You can teach a student a lesson for a day; but if you can teach him to learn by creating curiosity, he will continue the learning process as long as he lives. - Clay P. Bedford

Thursday, January 12, 2012

Numbers

My blogging efforts have been a bit, well, lazy recently. Other things have been occupying my mind, like numbers. Specifically, my daughter's blood glucose numbers.

She's always run on the higher side of normal, and she's always had some possible symptoms of diabetes, but nothing was definitive and it was all sort of random. But we have a rather extreme family history of types 1 and 2 (among other things), so I've always been careful with our food choices.

Last year, when my daughter still attended public school, I began letting her eat school lunches (even whole, organic mamas know when to pick their battles). She assured me she was making healthy choices, but a look at her purchase history told another story. She was buying ice cream, chocolate milk, and making garbage meal choices. Can I blame her? Not really. She's a kid, and she had temptation staring her in the face every day with a lunch account she was free to make her own choices with. She's a kid. But toward the end of the year, she started telling me she had trouble seeing the chalkboard - but only after lunch. She also felt tired, nauseated, or had stomach aches or a "funny feeling" in her throat after lunch.

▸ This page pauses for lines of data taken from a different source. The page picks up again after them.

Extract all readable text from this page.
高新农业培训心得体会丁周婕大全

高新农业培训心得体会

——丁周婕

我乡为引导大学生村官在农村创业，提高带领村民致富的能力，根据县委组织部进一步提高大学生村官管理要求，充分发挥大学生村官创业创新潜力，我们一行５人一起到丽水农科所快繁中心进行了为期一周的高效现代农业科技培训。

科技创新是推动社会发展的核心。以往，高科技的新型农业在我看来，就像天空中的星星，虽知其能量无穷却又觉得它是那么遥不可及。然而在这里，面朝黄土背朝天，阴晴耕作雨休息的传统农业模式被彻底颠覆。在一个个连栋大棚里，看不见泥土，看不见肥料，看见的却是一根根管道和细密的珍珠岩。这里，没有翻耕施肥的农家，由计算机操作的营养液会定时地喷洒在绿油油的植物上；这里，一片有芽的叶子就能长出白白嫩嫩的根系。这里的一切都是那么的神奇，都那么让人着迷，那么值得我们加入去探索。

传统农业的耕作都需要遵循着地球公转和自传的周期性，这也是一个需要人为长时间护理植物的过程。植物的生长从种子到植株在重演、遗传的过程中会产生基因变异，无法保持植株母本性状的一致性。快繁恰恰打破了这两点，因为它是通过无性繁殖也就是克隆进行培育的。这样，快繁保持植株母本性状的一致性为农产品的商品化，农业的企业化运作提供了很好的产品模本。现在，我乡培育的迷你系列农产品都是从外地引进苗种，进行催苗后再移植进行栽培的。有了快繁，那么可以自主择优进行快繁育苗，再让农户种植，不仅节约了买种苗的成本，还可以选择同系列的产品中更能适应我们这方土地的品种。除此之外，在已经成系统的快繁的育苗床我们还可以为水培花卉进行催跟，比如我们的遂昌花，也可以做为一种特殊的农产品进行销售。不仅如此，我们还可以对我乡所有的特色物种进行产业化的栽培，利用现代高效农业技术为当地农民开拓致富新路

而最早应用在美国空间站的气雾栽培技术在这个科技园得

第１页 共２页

Some of the tummy troubles were bus anxiety because of bullying issues. The rest, I only recently realized were due to blood sugar. The other night she said, "I feel bad." It is really out of character for her to say that, even when she is very sick, so I started asking a lot of questions. Before long, I grabbed the glucose meter and discovered she was at 197 before even finishing her meal. So I've been testing her a couple of times a day, more if she has symptoms (which are becoming less frequent with limits on carbohydrates and sugars - she's not pleased about missing her beloved PB&J sandwiches, but she's handling this with more patience and a better attitude than I think I would expect from an adult).

We have an appointment with a pediatric endocrinologist, but it's a long wait. The wait is frustrating in a way, but it will allow me to compile a good journal of what is happening with her glucose levels, how it varies with different foods and activity levels, and what symptoms she is experiencing. Hopefully this will reduce additional waiting, since I assume the doctor would ask us to do this and report back with the results after the appointment. So far, her morning fasting numbers are on the higher end of normal, but all of the others have been between 140-200 (random, post-meal, etc.). While it isn't the scary highs that many of the type 1s in my family have experienced, as in so high it doesn't even register on the meter, the wonderful source of parental anxiety known as the University of Google informed me that anything over 140 can cause cellular damage. Almost every reading she has is over 140.

My free time has been spent researching, reading, asking for advice from others in a diabetic forum I joined as far as getting the numbers lower and more stable, and so on. Fortunately, her diet won't need to change much, because she does eat very healthy (for the most part). She's never had fast food (unless you count Subway or the occasional pizza), and we don't keep soda in the house. I'm convinced if she ate the SAD (standard American diet), she'd probably already be a full-blown diabetic on insulin.

But I still feel all of those nagging parental questions. Did I do something to cause this? Could I have done something to prevent it? And the big one, ohmyfreakinggod...what if we have to do insulin!? Insulin scares me. With all of the diabetics in my family, I know how scary insulin can be; and in growing children, how the bar is always moving and doses are always changing and hospital stays are not uncommon when getting things balanced out.

And there comes the lump in my throat. Because my daughter is, I swear to you, the best, sweetest, kindest, most compassionate soul on the planet. She does not deserve this. Me? I'm not that awesome, and I'm all grown-up. I'd take it for her. I just want her to be a care-free kid, where her biggest worries in life right now are how her brother can beat her at math games and how she's gotta conquer that tree climbing fear.

So that's why I have been blogging less. That, and the holidays. And the fact that the weather here has remained unseasonably warm and snow-free until this past week. 'Round here, we take advantage of those opportunities when we're fortunate enough to get them!